Liturgia diária
Terça-feira da 8ª semana do Tempo Comum
35,1-15.
1 Cumprir a lei equivale a muitas oferendas,
2 ser fiel aos mandamentos é um sacrifício de salvação.
3 Dar graças é uma oblação de flor de farinha
4 e a esmola é um sacrifício de louvor.
5 O que mais agrada ao Senhor é desviar-se do mal, afastar-se da injustiça é um sacrifício de expiação.
6 Não te apresentes diante do Senhor de mãos vazias,
7 todos estes sacrifícios se oferecem porque são mandados por Deus.
8 A oferenda do justo enriquece o altar e o seu agradável perfume sobe à presença do Altíssimo.
9 O sacrifício do justo é agradável ao Senhor e o seu memorial não será esquecido.
10 Dá glória ao Senhor com generosidade e não sejas mesquinho nas primícias que ofereces.
11 Em todas as tuas oferendas mostra um rosto alegre e consagra o dízimo de boa vontade.
12 Dá ao Altíssimo conforme Ele te deu, com generosidade, segundo as tuas posses.
13 Porque o Senhor sabe retribuir e te dará sete vezes mais.
14 Não tentes suborná-lo com presentes, porque não os aceitará.
15 Nem confies num sacrifício injusto, porque o Senhor é juiz e não faz aceção de pessoas.
50(49),5-6.7-8.14.23.
R/ A quem segue o caminho recto darei a salvação de Deus.
5 Reuni os meus fiéis,
que selaram a minha aliança com um sacrifício.

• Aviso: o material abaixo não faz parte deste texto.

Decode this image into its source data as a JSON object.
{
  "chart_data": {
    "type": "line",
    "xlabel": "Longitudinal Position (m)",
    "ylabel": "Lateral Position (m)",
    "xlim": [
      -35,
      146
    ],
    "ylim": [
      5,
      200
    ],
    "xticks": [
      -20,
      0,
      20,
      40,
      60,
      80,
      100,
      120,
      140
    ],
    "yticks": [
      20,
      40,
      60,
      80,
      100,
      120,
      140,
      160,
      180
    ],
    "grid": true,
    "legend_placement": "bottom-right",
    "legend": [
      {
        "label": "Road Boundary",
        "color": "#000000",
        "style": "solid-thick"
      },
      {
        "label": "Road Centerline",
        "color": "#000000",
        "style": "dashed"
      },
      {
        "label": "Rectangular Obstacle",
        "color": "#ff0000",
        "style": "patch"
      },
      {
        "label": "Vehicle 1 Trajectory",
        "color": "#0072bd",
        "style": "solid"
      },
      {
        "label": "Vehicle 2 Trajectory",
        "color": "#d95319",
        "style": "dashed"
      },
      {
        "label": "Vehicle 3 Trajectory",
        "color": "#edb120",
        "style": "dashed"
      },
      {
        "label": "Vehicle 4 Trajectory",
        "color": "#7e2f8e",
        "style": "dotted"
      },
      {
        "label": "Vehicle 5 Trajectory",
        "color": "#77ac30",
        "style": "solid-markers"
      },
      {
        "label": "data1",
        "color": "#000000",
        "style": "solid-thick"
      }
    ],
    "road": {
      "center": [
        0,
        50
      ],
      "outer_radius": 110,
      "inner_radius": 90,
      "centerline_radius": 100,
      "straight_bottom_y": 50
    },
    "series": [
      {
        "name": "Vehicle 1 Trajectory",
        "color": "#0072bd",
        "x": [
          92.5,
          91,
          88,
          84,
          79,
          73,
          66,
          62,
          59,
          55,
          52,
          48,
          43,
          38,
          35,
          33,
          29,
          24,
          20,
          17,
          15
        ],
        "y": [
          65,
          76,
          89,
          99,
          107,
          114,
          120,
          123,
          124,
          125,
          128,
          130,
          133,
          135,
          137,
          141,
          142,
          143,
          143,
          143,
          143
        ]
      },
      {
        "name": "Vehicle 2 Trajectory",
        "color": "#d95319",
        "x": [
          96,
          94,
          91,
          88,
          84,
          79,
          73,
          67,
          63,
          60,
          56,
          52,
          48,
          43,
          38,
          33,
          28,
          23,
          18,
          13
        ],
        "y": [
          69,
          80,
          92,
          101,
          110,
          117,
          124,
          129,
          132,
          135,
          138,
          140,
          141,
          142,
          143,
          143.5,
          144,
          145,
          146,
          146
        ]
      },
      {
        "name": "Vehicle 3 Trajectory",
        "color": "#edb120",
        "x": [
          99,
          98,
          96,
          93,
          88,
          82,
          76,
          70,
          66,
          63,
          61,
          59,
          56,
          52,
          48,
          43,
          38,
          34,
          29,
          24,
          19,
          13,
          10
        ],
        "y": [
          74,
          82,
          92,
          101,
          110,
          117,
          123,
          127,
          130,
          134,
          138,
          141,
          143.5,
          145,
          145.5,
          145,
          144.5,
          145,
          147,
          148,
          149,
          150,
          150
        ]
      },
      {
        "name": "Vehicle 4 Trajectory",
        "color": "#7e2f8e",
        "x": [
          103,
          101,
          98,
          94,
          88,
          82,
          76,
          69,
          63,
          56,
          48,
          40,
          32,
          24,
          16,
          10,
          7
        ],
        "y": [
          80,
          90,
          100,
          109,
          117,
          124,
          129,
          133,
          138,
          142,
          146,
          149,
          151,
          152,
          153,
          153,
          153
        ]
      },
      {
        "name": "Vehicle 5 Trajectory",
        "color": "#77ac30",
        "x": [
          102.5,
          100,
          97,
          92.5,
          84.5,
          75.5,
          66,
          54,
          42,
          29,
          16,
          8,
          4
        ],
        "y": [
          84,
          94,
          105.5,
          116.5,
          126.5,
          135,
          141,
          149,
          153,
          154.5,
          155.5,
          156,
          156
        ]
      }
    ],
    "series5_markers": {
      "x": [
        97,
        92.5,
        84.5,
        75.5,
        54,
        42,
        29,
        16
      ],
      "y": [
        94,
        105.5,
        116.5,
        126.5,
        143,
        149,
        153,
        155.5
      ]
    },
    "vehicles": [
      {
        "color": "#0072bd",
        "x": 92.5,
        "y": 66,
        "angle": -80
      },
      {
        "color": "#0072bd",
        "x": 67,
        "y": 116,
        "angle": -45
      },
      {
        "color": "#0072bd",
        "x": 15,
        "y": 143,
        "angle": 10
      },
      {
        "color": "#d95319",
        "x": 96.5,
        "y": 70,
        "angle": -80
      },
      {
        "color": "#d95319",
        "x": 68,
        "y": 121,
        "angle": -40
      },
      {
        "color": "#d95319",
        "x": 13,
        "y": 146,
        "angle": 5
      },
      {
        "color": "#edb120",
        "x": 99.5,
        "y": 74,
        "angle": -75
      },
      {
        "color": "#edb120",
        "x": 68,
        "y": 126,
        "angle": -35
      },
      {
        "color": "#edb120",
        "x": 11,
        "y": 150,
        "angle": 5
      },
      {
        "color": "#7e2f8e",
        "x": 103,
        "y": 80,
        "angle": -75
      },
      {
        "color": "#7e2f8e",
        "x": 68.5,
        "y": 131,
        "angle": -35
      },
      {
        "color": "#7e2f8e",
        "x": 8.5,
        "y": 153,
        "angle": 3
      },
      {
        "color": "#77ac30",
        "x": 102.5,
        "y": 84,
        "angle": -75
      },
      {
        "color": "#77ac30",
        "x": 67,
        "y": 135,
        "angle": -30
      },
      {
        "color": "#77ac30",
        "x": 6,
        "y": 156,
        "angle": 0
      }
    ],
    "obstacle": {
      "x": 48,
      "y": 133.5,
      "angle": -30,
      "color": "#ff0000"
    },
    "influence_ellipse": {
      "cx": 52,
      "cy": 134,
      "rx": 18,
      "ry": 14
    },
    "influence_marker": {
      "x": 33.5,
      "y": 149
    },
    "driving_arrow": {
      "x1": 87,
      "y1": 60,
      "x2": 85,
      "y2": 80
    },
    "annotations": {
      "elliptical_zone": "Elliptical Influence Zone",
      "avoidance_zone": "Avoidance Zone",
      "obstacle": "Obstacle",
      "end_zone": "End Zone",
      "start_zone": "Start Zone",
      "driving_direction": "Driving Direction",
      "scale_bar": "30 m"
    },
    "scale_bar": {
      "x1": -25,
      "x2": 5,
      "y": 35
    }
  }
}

6 Os céus proclamam a sua justiça:
o próprio Deus vem julgar.
7 Ouve, meu povo, que Eu vou falar,
contra ti vou testemunhar:
8 Não é pelos sacrifícios que Eu te repreendo:
os teus holocaustos estão sempre na minha presença.
14 Oferece a Deus sacrifícios de louvor
e cumpre os votos feitos ao Altíssimo.
23 Honra-Me quem Me oferece um sacrifício de louvor,
a quem segue o caminho reto darei a salvação de Deus.
10,28-31.
28 Naquele tempo, Pedro começou a dizer a Jesus: «Vê como nós deixámos tudo para Te seguir».
29 Jesus respondeu: «Em verdade vos digo: todo aquele que tiver deixado casa, irmãos, irmãs, mãe, pai, filhos ou terras por minha causa e por causa do evangelho
30 receberá cem vezes mais, já neste mundo, em casas, irmãos, irmãs, mães, filhos e terras, juntamente com perseguições, e, no mundo futuro, a vida eterna.
31 Muitos dos primeiros serão os últimos e muitos dos últimos serão os primeiros».
Comentário ao Evangelho
Deixar tudo para O seguir
As riquezas, quer sejam materiais ou espirituais, podem asfixiar-nos se não fizermos delas uma utilização adequada. Porque nem o próprio Deus consegue colocar coisa alguma num coração que já está cheio. Mais cedo ou mais tarde, inevitavelmente, reaparece o apetite pelo dinheiro e a avidez por tudo o que o dinheiro pode proporcionar – a procura do supérfluo e do luxo na comida, no vestuário e no entretenimento. As necessidades começam a aumentar, uma coisa atrai a outra. Mas no fim fica-se com um sentimento incontrolável de insatisfação. Permaneçamos tão vazios quanto possível, para que Deus possa preencher-nos.
Nosso Senhor é um exemplo vivo disto: logo no primeiro dia da sua existência humana, conheceu uma pobreza que nenhum ser humano alguma vez conhecerá, porque «Ele, que era rico, fez-Se pobre» (2Cor 8,9). Cristo esvaziou-Se de toda a sua riqueza. É aqui que surge a contradição: se eu quiser ser pobre como Cristo, que Se tornou pobre embora fosse rico, que devo fazer? Seria uma vergonha para nós sermos mais ricos do que Jesus, que, por nossa causa, suportou a pobreza.
Na cruz, Cristo foi privado de tudo. A própria cruz fora-Lhe dada por Pilatos; os pregos e a coroa, pelos soldados. Estava nu. Quando morreu, despojaram-no da cruz, retiraram-Lhe os pregos e a coroa. Foi envolto num pedaço de tecido dado por uma alma caridosa e foi enterrado num túmulo que não Lhe pertencia. E poderia ter morrido como um rei ou mesmo poupar-Se à morte. Mas escolheu a pobreza porque sabia que ela é o verdadeiro meio de possuir a Deus e de trazer o seu amor à Terra.